S’il faut marquer d’une date leur rupture, c’est le 4 janvier 1993, lorsque Philippe Habert déclare, sur France 3, qu’Édouard Balladur, l’alter ego de son beau-père, souffre de « non-représentativité sociale » et incarne la « République bourgeoise » : sa nomination à Matignon serait, à ses yeux, « la première victoire de la gauche depuis des années ».
Claude Chirac est consternée. Tout le monde a compris qu’il y a du divorce dans l’air quand elle répond à son mari, le 24 février, dans Globe-Hebdo. Après avoir dit son soutien à Édouard Balladur (« Il ne portera jamais un coup dur à Chirac »), elle condamne avec une rare violence les propos de son mari : « Je ne pense pas que Balladur ait pensé un instant que cela puisse être prémédité. Pour ma part, j’ai trouvé cela déplacé et immature. »
La procédure est en marche, rien ne l’arrêtera. Leur mariage est à l’image des cadeaux, venus de France et du monde entier, que Michel Roussin, le directeur de cabinet du maire, a fait entreposer dans un salon de l’Hôtel de Ville, réservé à cet effet. Ils n’ont jamais été ouverts. Il faudra attendre la séparation, prélude au divorce, pour que, cinq mois plus tard, leurs avocats respectifs commencent à les partager entre eux.
Pauvre « Monsieur Gendre ». Il est dans le déni et tente de faire croire à la plupart de ses amis qu’il continue à vivre avec Claude. Ils l’écoutent poliment, mais ils savent. Tout le monde sait, à Paris, que leur mariage, à peine consommé, est déjà en voie de dissolution.
Habert devient de plus en plus pathétique alors que les échéances approchent. Jamais une seule allusion à la répudiation de Claude. Il parle même de leurs prochaines vacances. Pour un peu, il évoquerait les enfants à venir.
On peut imaginer qu’il se soit suicidé pour n’avoir pas à affronter l’atroce vérité du divorce annoncé. À moins qu’il ne s’agisse d’une sorte d’acte manqué.
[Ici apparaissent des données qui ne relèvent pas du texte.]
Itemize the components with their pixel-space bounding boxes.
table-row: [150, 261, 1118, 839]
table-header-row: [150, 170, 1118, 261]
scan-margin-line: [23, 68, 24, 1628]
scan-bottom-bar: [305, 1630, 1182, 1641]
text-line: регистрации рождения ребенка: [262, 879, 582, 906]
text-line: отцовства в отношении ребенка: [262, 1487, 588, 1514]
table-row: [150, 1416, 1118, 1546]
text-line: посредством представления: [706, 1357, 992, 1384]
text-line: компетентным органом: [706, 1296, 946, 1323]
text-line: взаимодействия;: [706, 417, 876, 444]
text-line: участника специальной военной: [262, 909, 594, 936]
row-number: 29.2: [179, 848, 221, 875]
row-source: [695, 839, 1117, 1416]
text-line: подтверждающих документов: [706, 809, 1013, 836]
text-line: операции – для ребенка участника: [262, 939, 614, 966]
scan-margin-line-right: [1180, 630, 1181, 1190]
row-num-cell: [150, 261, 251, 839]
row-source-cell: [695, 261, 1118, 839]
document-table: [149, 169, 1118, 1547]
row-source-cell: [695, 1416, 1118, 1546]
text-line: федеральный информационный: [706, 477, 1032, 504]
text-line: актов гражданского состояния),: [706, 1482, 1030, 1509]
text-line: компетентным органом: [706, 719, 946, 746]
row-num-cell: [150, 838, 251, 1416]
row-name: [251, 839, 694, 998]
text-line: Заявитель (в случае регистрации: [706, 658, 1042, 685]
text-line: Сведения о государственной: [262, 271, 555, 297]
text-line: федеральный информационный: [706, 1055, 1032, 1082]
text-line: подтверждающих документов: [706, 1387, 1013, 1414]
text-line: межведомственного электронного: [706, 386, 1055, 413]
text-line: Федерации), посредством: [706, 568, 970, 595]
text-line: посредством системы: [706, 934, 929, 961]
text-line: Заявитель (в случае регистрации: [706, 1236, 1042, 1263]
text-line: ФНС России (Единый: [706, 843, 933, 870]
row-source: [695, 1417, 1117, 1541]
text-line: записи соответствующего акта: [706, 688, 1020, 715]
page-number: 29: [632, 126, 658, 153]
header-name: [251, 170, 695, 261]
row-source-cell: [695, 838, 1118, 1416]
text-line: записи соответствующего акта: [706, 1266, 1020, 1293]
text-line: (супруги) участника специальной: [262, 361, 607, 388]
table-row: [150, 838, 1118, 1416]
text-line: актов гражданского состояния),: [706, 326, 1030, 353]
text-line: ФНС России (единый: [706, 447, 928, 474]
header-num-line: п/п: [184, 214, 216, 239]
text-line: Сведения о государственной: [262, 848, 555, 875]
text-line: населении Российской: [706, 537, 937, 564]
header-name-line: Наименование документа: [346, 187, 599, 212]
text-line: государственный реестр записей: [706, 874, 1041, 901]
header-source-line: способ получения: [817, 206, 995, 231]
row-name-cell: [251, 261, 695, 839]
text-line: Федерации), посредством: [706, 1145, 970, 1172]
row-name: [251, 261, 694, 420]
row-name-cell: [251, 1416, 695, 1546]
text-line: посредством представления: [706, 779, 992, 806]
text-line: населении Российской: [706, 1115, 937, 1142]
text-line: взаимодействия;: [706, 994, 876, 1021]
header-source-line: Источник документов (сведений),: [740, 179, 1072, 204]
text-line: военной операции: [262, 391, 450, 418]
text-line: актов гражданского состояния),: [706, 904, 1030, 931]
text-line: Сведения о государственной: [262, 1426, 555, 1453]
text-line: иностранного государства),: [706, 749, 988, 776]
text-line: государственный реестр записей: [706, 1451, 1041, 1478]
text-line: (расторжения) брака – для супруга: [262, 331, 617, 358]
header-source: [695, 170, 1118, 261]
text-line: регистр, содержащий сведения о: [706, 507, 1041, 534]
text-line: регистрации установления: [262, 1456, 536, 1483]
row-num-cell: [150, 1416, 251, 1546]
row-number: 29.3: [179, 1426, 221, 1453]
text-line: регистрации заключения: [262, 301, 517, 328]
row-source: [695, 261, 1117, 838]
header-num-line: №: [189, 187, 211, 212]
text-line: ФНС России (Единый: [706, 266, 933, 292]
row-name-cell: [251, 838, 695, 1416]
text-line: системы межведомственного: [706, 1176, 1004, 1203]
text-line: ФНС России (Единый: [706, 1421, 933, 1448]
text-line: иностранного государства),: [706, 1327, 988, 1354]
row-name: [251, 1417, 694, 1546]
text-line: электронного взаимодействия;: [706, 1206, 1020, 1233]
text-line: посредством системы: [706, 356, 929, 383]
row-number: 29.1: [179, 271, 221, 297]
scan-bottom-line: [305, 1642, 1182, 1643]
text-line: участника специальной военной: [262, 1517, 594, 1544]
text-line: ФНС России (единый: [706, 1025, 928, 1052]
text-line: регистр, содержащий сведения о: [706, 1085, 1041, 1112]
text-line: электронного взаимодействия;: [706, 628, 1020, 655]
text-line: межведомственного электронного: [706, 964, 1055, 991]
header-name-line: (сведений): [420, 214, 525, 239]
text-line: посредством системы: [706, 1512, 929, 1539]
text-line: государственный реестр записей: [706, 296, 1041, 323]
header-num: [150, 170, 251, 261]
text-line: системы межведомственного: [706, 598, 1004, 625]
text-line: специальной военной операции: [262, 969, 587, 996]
Mais rien ne serait plus vain que de chercher à percer les derniers secrets d’une autopsie qui a établi qu’il était mort dans son sommeil, vingt-quatre heures avant la découverte de son corps, après avoir absorbé une surdose de comprimés.
Veuve après huit mois de mariage, Claude se sent coupable, affreusement coupable, derrière les lunettes noires qu’elle ne quitte plus. C’est peut-être ce qui explique l’incroyable énergie qu’elle a mise au service de son père dont le destin semble flageoler, depuis l’accession de Balladur à Matignon. Ils formeront désormais un couple infernal que rien ni personne ne pourra briser, pas même Bernadette qui les surnommera longtemps, d’une voix sifflante : « Les Chirac... »
1-
Entretien avec l’auteur, le 5 septembre 1992.